Saint Théophane le Reclus est né le 10 Janvier 1815, au cœur de la Russie. Son père était prêtre et, par conséquent, dès les premières impressions de sa jeunesse, il vécut avec l’Église. Les conditions difficiles et même sévères du Séminaire d’Orel, où il étudia, développèrent en lui un fort tempérament mental.

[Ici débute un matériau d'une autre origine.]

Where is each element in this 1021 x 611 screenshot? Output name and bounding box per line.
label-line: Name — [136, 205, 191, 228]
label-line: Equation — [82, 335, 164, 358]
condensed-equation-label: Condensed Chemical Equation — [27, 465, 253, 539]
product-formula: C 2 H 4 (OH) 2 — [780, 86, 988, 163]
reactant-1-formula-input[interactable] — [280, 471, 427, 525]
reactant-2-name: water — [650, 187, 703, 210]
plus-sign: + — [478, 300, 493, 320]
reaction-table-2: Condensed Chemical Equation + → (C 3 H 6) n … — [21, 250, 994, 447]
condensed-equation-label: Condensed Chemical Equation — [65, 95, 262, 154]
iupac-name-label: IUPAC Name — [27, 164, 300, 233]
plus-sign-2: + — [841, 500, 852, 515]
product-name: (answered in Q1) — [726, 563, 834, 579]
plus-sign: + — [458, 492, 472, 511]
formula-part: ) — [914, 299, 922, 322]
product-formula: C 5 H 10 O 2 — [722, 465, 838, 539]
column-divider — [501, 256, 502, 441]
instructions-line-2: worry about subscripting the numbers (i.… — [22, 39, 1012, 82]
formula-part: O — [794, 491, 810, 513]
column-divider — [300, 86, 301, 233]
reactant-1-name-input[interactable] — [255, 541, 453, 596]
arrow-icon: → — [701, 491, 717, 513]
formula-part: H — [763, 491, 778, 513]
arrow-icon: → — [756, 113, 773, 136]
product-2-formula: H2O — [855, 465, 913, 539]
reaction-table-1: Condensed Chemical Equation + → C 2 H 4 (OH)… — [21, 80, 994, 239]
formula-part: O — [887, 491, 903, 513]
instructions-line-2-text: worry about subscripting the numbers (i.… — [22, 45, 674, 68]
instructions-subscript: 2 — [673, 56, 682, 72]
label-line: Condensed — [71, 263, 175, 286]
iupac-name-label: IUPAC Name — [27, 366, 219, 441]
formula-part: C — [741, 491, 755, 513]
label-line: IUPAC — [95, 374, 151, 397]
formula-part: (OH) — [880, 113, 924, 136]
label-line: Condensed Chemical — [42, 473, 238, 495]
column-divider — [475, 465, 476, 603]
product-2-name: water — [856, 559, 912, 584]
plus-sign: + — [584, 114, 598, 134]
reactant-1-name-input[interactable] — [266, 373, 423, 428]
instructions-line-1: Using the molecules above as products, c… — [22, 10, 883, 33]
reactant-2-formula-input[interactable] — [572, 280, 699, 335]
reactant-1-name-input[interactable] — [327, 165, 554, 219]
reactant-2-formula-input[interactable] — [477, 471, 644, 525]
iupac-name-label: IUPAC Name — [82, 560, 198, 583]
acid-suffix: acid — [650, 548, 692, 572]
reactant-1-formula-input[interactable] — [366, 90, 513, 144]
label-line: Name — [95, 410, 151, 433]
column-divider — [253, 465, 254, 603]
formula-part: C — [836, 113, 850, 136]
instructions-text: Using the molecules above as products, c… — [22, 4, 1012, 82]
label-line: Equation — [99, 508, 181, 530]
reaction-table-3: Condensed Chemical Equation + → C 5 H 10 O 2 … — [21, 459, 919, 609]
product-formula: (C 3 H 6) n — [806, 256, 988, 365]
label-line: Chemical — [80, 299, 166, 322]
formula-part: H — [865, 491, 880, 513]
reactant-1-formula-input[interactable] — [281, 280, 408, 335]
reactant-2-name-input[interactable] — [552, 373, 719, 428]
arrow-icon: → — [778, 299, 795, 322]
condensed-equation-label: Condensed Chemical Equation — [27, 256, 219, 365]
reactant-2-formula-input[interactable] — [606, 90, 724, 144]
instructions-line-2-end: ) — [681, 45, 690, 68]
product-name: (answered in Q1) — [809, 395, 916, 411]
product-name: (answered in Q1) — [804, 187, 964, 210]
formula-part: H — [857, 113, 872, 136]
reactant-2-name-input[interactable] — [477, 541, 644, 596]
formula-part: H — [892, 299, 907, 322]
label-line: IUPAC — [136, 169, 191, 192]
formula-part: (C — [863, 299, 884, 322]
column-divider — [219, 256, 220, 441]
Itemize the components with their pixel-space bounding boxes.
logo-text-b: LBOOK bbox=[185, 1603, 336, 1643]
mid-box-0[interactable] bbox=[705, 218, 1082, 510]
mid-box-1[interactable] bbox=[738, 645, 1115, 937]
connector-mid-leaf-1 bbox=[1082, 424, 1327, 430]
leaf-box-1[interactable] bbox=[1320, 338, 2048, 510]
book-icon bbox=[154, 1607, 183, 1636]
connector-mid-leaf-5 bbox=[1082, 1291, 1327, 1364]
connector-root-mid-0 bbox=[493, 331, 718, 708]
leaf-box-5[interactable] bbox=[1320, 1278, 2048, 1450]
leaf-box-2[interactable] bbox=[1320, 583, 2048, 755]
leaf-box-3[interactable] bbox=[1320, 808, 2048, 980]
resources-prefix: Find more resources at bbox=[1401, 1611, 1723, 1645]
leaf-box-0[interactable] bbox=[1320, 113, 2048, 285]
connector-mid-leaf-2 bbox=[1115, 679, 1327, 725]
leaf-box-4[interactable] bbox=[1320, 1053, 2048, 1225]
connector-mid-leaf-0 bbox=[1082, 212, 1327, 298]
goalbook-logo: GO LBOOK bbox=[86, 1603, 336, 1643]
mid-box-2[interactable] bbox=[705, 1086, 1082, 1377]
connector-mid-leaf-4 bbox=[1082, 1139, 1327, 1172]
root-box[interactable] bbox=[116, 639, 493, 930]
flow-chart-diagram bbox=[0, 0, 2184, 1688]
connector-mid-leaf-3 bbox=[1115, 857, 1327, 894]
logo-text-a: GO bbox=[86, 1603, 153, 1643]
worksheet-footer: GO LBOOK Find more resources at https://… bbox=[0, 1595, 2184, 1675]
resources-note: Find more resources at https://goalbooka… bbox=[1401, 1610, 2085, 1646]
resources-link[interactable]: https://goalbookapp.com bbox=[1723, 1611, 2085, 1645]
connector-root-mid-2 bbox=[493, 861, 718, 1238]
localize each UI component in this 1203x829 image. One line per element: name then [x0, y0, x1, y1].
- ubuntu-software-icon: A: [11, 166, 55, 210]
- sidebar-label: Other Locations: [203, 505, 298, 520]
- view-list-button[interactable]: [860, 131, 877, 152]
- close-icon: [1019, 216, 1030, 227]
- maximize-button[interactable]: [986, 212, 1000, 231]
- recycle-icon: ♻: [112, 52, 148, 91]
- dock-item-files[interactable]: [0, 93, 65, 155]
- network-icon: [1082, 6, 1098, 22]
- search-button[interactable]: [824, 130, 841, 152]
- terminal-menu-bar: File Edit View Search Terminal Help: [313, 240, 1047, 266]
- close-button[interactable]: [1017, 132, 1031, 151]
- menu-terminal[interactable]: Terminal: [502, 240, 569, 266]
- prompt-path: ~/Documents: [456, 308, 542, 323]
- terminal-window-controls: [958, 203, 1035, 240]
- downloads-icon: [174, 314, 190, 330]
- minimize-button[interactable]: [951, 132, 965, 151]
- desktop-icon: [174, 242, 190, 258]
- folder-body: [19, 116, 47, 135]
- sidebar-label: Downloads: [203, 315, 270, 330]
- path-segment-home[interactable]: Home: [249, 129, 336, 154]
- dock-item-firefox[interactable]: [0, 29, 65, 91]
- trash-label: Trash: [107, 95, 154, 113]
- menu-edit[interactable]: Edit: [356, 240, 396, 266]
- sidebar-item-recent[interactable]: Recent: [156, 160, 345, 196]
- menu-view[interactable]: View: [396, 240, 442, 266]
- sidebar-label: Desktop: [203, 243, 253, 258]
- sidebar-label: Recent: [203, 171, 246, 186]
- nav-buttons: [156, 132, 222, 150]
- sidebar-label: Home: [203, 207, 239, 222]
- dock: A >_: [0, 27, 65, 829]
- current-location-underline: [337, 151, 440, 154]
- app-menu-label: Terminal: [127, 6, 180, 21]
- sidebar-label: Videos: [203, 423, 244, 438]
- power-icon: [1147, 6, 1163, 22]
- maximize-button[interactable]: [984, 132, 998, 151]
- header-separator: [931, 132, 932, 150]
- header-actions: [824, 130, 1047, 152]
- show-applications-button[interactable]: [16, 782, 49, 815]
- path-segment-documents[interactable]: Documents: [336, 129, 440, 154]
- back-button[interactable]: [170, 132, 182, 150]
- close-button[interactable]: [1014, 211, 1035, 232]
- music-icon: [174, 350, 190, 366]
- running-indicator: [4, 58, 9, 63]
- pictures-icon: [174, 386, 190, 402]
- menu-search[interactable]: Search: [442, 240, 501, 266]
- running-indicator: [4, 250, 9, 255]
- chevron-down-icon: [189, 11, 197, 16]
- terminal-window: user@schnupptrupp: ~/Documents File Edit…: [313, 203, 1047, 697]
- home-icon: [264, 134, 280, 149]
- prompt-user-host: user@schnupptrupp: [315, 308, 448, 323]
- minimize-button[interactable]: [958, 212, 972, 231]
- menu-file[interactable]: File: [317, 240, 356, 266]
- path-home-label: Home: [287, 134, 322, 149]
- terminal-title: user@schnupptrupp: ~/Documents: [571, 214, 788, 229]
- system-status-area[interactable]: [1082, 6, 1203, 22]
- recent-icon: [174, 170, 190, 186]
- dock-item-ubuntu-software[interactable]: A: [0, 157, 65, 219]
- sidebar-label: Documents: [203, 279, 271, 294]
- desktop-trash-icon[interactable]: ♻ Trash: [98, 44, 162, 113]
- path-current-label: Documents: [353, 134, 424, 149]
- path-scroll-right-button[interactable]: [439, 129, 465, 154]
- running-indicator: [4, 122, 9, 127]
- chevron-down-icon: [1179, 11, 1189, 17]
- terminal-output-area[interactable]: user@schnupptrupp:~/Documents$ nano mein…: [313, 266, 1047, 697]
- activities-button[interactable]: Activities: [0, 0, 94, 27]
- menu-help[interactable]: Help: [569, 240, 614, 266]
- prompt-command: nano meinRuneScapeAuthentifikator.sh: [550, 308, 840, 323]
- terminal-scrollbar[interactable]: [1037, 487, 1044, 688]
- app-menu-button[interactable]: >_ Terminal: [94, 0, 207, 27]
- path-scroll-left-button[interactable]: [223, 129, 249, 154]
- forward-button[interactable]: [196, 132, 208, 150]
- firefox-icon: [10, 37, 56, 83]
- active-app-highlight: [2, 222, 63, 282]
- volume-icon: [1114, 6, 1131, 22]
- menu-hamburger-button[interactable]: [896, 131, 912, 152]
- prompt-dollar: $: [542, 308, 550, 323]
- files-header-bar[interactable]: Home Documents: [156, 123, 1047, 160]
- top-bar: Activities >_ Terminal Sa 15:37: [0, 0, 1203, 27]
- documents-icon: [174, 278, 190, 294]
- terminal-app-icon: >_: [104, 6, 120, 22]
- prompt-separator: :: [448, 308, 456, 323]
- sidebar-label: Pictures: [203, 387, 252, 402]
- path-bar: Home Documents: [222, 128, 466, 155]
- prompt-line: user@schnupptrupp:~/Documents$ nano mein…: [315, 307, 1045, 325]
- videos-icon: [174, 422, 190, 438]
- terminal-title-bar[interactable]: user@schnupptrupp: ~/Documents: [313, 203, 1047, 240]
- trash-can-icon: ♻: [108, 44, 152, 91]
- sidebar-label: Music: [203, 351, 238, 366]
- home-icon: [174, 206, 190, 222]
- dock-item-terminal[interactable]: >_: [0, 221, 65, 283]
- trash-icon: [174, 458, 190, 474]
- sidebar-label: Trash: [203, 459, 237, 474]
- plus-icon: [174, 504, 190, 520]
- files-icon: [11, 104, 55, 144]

Il poursuivit ses études à l’Académie théologique de Kiev. On peut supposer que pendant ce temps le jeune étudiant se rendit souvent au monastère de Grottes de Kiev, célèbre à juste titre, où aurait pu être formé en lui la résolution de quitter le monde. Avant même la fin du séminaire, il fut tonsuré moine. A cette occasion, il se rendit au monastère auprès d’un célèbre staretz, le hiéromoine Parthène, qui lui dit : "Rappelle-toi qu’une chose est plus nécessaire que tout, prier et prier Dieu sans cesse en esprit et dans le cœur”. Ce conseil fit une impression durable sur le moine récemment tonsuré et il passa le reste de sa vie à s’efforcer d’atteindre cette “seule chose nécessaire” (titre d’un de ses ouvrages sur la prière). Après avoir terminé son séminaire avec une maîtrise, le hiéromoine Théophane fut nommé recteur temporaire de l’école théologique de Kiev-Sophia. Les années suivantes, il occupa divers postes administratifs et d’enseignement dans différents séminaires et académies, mais ces travaux d’érudition ne lui suffisaient pas et il demanda à être relevé de ses fonctions universitaires.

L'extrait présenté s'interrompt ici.